I did try to spice things up as much as I could, though. We experimented a lot. Honestly, at the rate we were going, I thought we were going to run out of new stuff before we got married. (Then what would we do if we got in a rut?!) But even when I was at my most excited, I always felt like something was missing. I felt horrible about it. I wondered if I could ever feel what he felt when we were together. It made me question whether or not I could spend the rest of my life with him.
Not long after I started treatment, he proposed and, obviously, I said yes. I knew I loved him, even if I couldn't show it when it counted. I decided to make a conscious effort to be more engaged during sex. (That's the ADD solution, right? Try harder?) With the help of medication, it worked. For the first time, I was with him the whole time, but I was still missing that connection and I couldn't figure why. I started to believe that I just couldn't experience sex the way everyone else describes it.
Recently, I moved to a new area. I am living without my fiance for the first time in years. It's a bummer, but it's given me a ton of space to work through all the things I've been discovering about myself. As a result of the move, I was between therapists for a while. In the interim, I studied as much as I could about the disorder. Ironically, I began to hyperfocus on learning more about ADHD.

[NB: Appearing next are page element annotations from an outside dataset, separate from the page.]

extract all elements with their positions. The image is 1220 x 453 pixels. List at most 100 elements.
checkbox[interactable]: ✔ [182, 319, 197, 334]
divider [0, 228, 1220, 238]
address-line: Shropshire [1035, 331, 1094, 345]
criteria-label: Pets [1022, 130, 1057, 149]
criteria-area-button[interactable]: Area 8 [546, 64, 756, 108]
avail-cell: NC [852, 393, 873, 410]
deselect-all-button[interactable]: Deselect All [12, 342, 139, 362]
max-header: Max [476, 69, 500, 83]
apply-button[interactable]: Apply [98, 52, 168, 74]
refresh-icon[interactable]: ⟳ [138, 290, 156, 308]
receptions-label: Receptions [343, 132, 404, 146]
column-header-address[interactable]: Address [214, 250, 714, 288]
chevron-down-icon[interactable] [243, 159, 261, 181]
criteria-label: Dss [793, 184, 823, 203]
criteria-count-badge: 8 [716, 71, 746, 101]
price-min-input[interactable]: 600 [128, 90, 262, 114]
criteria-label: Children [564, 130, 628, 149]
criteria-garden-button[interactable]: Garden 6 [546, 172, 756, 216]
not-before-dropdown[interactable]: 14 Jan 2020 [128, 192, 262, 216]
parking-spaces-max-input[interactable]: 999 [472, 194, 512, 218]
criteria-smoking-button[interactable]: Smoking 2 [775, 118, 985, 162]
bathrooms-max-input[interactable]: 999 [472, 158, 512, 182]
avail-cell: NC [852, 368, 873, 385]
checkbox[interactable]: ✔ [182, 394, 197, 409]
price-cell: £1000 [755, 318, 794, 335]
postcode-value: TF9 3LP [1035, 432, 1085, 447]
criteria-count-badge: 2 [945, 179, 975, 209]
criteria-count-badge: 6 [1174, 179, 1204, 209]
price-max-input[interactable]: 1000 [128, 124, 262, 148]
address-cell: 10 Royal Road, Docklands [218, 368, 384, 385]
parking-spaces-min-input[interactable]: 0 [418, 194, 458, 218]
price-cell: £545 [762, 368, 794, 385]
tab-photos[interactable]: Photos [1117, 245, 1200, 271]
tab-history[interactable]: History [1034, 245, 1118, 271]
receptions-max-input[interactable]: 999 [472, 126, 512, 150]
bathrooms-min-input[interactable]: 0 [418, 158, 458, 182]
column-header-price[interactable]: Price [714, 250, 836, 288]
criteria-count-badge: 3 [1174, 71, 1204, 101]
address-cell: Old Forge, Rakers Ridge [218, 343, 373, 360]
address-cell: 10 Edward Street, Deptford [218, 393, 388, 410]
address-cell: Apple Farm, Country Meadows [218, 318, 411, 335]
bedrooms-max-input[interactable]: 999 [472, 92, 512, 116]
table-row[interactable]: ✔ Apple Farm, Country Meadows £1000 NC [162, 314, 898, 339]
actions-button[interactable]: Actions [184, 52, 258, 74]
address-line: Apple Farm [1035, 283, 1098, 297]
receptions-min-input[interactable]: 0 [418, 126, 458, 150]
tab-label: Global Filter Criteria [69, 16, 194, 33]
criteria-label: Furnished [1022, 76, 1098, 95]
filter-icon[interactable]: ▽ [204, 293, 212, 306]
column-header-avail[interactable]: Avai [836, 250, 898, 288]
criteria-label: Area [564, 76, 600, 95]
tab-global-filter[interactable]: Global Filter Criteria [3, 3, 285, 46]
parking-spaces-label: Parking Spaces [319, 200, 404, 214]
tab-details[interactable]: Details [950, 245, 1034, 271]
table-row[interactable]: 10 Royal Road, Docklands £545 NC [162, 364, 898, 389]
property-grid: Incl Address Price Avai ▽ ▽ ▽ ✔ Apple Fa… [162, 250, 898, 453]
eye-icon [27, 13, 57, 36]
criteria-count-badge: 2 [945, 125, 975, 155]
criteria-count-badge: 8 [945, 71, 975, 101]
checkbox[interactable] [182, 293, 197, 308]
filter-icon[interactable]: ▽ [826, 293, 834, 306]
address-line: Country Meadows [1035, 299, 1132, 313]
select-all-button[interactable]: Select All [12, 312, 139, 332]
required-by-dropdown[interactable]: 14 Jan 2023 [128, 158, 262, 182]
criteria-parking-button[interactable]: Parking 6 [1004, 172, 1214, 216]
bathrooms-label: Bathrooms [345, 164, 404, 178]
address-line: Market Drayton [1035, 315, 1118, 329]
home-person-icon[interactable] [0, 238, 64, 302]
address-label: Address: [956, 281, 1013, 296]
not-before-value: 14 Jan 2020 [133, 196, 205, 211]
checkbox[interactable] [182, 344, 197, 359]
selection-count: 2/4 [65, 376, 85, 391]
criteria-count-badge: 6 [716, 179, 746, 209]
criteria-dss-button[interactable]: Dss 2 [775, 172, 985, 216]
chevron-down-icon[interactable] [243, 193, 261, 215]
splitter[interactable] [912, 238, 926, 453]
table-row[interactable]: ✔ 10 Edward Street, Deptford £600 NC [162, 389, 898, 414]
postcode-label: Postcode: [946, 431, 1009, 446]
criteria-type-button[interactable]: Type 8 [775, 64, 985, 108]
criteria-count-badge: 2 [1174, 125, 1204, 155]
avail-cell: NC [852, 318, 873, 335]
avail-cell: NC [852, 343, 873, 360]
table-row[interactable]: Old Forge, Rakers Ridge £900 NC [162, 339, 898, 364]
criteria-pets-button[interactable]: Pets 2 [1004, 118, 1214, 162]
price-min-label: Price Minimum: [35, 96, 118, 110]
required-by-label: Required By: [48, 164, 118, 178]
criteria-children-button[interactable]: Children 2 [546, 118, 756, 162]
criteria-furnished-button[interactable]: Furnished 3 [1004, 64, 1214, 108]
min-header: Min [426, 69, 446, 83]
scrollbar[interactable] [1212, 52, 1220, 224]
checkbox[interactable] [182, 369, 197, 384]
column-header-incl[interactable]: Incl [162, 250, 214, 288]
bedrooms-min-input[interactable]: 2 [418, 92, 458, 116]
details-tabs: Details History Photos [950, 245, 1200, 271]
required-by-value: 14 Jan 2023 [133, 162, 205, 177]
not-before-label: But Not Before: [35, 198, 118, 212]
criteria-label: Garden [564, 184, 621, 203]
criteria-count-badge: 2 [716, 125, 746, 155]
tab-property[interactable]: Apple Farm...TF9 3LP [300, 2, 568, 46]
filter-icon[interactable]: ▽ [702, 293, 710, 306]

I came across an article about sex and ADD and the writer mentioned something called sensory processing disorder (SPD), also known as sensory integration disorder. A light bulb went on. I'm a musician and I have excellent hearing, but I have to listen to music very loudly because background noise drives me crazy. I'm super ticklish and I've always hated being tickled. I pretty much don't like being touched unless I'm given warning. Oh, and if there's a draft in the room, believe me, I'll feel it on my skin.
Basically, I prefer a hard touch over softer ones. I like heavy blankets; I prefer snug clothing, etc. I took this into account the very next time my fiance came to visit. I laid face-down on the bed and told him that I could really use a back massage (again, communication). It was as if I was awakening my body and preparing it to experience the sensations that were in store.
As things began to heat up, he started lightly kissing me all over my torso. Usually, this kind of thing would tickle me and make me really uncomfortable, but to my surprise, I was really into it. I remember thinking "I like this. I should tell him I like this." Again, I'm not completely sure why I have such trouble speaking up (I'm perpetually the wheel that gets no oil), but it took a bit of convincing myself before I said "I like when you touch me gently like that." That was all it took. He took the cue and I experienced something I never felt before. It was like I fell in love with him all over again, only deeper.
My point is that if feel like something is missing from your physical relationship with the one you love, don't give up or lose hope. Consider other aspects of your condition that may be at play and share your feelings. The worst thing you can do is deprive yourself of true intimacy. Trust me, I know.